Filmy - Ogólnie oglądam mało, głównie ściągnięte z sieci - do kina nie chodzę, bo mam daleko (wiocha, rybo dwudyszna wiocha) i za drogo, ale kilkanaście DVD (m.in. trylogia Godfather albo Pulp Fiction) mam na półce, bo czasem kiedy uznam, że coś jest warte kupienia, kupuję.
Seriale - Tylko i wyłącznie Internet. O oglądaniu w TV nie ma mowy, wolę oglądać bezpośrednio po premierze odcinka, bez jеbanego lektora (kto w ogóle wpadł na ten idiotyczny pomysł?). BOXów z sezonami też nie kupuję, bo wszystko, co warte obejrzenia, już obejrzałem zanim wejdzie do sprzedaży.

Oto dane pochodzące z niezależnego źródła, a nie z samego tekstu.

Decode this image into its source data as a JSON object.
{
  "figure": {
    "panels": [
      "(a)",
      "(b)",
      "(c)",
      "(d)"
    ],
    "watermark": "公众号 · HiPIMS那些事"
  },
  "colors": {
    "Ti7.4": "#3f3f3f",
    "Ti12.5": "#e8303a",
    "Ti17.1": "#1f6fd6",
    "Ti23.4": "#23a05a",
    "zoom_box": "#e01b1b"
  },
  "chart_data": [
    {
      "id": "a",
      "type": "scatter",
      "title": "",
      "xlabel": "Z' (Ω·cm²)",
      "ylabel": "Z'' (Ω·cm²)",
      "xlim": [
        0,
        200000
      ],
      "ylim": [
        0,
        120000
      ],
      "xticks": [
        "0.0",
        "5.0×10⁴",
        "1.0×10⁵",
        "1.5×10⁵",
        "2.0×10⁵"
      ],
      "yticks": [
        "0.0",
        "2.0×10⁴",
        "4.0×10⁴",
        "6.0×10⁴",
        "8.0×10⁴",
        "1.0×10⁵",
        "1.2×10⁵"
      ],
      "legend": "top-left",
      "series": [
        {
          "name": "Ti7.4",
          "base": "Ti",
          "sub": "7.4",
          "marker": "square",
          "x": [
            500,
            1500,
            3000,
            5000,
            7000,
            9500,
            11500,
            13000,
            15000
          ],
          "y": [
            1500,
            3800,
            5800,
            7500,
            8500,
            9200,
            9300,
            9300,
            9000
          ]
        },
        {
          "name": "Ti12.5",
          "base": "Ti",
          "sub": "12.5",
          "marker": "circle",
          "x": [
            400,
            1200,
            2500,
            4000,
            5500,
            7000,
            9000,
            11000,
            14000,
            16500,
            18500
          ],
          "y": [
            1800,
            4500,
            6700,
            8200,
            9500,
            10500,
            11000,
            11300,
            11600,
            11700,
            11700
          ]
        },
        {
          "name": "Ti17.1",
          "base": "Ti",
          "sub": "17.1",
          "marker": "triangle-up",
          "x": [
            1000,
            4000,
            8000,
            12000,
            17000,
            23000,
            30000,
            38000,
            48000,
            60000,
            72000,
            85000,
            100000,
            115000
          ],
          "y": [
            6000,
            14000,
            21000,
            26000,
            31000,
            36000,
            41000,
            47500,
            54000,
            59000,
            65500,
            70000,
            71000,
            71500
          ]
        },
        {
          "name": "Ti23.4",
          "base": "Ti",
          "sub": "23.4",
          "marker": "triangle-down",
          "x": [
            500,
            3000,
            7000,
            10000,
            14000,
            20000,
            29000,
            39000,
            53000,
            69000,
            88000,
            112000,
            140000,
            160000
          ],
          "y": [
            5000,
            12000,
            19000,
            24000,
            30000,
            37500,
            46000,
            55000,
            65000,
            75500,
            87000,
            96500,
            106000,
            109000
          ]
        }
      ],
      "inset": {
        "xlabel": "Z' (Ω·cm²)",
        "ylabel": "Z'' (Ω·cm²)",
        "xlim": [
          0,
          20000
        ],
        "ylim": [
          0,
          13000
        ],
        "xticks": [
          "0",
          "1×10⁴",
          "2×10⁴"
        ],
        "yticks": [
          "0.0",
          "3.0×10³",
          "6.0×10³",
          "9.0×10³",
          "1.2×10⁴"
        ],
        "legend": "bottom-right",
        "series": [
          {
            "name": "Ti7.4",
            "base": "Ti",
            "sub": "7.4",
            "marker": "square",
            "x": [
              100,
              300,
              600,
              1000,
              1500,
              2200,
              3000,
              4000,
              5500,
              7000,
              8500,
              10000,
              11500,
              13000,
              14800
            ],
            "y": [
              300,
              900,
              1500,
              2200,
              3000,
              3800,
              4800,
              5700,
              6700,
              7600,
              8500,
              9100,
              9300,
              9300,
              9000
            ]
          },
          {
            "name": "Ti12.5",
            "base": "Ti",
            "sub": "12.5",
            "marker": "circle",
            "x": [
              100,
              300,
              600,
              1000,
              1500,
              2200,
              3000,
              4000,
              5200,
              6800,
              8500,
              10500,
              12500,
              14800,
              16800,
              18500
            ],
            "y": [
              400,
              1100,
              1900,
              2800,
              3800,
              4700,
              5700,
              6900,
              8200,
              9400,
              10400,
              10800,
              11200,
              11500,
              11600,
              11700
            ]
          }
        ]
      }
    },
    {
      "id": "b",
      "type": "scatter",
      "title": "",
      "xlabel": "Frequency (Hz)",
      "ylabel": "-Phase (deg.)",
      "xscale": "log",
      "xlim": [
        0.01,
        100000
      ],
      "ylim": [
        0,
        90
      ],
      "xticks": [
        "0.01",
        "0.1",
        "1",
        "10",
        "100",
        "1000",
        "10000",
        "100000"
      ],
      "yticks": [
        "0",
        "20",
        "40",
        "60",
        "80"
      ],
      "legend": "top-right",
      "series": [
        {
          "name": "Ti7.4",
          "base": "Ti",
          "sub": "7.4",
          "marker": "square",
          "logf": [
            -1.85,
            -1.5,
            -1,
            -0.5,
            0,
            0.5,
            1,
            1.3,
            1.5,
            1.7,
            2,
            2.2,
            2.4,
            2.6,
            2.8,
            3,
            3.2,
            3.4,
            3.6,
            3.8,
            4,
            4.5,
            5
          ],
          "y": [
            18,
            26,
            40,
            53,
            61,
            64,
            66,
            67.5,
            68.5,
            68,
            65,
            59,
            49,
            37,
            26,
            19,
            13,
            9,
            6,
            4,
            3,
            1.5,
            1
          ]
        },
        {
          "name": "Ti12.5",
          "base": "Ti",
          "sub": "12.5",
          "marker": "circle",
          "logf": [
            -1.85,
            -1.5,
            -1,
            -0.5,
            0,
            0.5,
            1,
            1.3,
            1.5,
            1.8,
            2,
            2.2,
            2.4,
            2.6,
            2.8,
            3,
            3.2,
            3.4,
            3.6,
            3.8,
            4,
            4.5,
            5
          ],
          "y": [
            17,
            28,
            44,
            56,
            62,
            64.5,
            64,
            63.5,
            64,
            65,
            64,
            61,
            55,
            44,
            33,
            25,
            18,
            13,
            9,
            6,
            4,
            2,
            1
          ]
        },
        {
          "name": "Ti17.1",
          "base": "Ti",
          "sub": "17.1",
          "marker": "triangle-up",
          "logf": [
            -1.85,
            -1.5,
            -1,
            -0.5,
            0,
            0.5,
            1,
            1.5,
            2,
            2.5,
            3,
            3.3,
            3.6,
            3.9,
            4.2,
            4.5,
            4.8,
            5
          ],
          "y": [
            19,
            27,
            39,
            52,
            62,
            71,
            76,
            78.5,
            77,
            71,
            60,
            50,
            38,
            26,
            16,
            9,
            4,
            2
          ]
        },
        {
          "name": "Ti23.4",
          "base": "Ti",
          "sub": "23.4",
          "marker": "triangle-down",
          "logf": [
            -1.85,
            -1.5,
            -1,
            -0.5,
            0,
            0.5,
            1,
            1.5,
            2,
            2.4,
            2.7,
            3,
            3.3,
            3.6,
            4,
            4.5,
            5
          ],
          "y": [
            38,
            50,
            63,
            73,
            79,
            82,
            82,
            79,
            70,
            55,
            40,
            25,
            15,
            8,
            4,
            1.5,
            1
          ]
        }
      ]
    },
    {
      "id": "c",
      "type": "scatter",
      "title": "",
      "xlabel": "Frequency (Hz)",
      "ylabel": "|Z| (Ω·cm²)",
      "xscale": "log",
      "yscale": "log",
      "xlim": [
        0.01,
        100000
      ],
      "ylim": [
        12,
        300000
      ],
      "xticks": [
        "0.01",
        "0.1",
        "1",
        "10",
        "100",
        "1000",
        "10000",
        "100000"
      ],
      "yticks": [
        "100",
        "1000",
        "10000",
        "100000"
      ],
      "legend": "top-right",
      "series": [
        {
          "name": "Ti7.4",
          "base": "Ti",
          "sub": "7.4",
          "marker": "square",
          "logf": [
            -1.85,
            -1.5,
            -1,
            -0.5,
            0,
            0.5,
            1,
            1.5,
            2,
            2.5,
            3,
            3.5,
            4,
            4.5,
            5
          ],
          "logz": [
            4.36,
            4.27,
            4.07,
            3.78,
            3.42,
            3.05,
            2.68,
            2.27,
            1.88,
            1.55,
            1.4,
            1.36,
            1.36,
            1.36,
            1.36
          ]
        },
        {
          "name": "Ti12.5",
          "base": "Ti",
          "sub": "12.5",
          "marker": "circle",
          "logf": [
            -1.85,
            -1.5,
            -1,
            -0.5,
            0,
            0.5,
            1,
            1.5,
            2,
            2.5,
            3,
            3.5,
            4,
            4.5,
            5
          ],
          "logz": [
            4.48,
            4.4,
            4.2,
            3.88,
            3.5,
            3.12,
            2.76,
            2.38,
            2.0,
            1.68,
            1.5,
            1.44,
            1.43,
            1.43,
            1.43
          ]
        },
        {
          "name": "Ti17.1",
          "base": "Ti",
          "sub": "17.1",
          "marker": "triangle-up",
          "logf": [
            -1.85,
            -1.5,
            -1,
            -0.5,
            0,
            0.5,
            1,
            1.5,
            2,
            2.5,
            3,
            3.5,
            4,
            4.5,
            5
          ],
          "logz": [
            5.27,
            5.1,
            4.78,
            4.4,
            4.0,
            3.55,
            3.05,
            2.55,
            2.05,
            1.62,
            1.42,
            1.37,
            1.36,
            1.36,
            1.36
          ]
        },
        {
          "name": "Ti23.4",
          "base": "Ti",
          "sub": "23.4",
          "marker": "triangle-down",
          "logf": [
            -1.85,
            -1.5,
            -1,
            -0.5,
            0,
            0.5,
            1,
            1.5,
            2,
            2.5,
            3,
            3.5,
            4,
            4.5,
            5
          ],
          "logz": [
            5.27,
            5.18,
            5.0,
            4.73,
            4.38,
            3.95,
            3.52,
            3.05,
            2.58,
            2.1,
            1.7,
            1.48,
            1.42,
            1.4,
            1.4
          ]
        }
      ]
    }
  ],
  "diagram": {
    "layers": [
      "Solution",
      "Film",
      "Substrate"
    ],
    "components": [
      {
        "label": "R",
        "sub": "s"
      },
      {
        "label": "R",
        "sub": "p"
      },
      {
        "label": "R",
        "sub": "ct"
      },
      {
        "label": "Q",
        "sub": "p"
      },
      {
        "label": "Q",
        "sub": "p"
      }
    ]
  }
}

Muzyka - Nie kupuję. W ogóle. Skończyłem mniej więcej w momencie, w którym wycofano kasety. Od tego momentu nie było mnie stać, a moja ochota na kolekcjonowanie legalnych płyt minęła ostatecznie mniej więcej w momencie kiedy przez 10 minut obracałem w Media Markcie w ręku pudełko płytę Innuendo wiadomego zespołu za 55 zł z myślą - czy aby na pewno warto? W końcu z całą należną sytuacji świadomą hipokryzją stwierdziłem, że wolę okradać niż być okradanym. A całą dyskografię Queen (i nie tylko) mam na HDD. Kiedyś, kiedy nareszcie zakup płyty będzie dla mnie takim samym obciążeniem jak dla Niemca czy Brytyjczyka być może zalegalizuję swoją kolekcję.
Ale jest wyjątek:
Koncerty - Stoi u mnie na półce tego ok. 10 płyt, w planie kolejne. Kupuję co prawda tylko używki na allegro po ~20-30 PLN, więc i tak koncerny gówno ze mnie mają, ale ładnie wygląda na półce, a i przyjemność kiedy otworzy się ładne pudełko i wyciągnie płytę (tłoczoną, żadną nagrywaną) z kolorowym wydrukiem nieporównywalna do odtwarzania czegokolwiek na kompie.
Samego siebie uważam pod względem legalności ta taką średnią krajową (a nawet nieco wyżej), ale ciekaw jestem jak wyjdzie w konfrontacji z wami.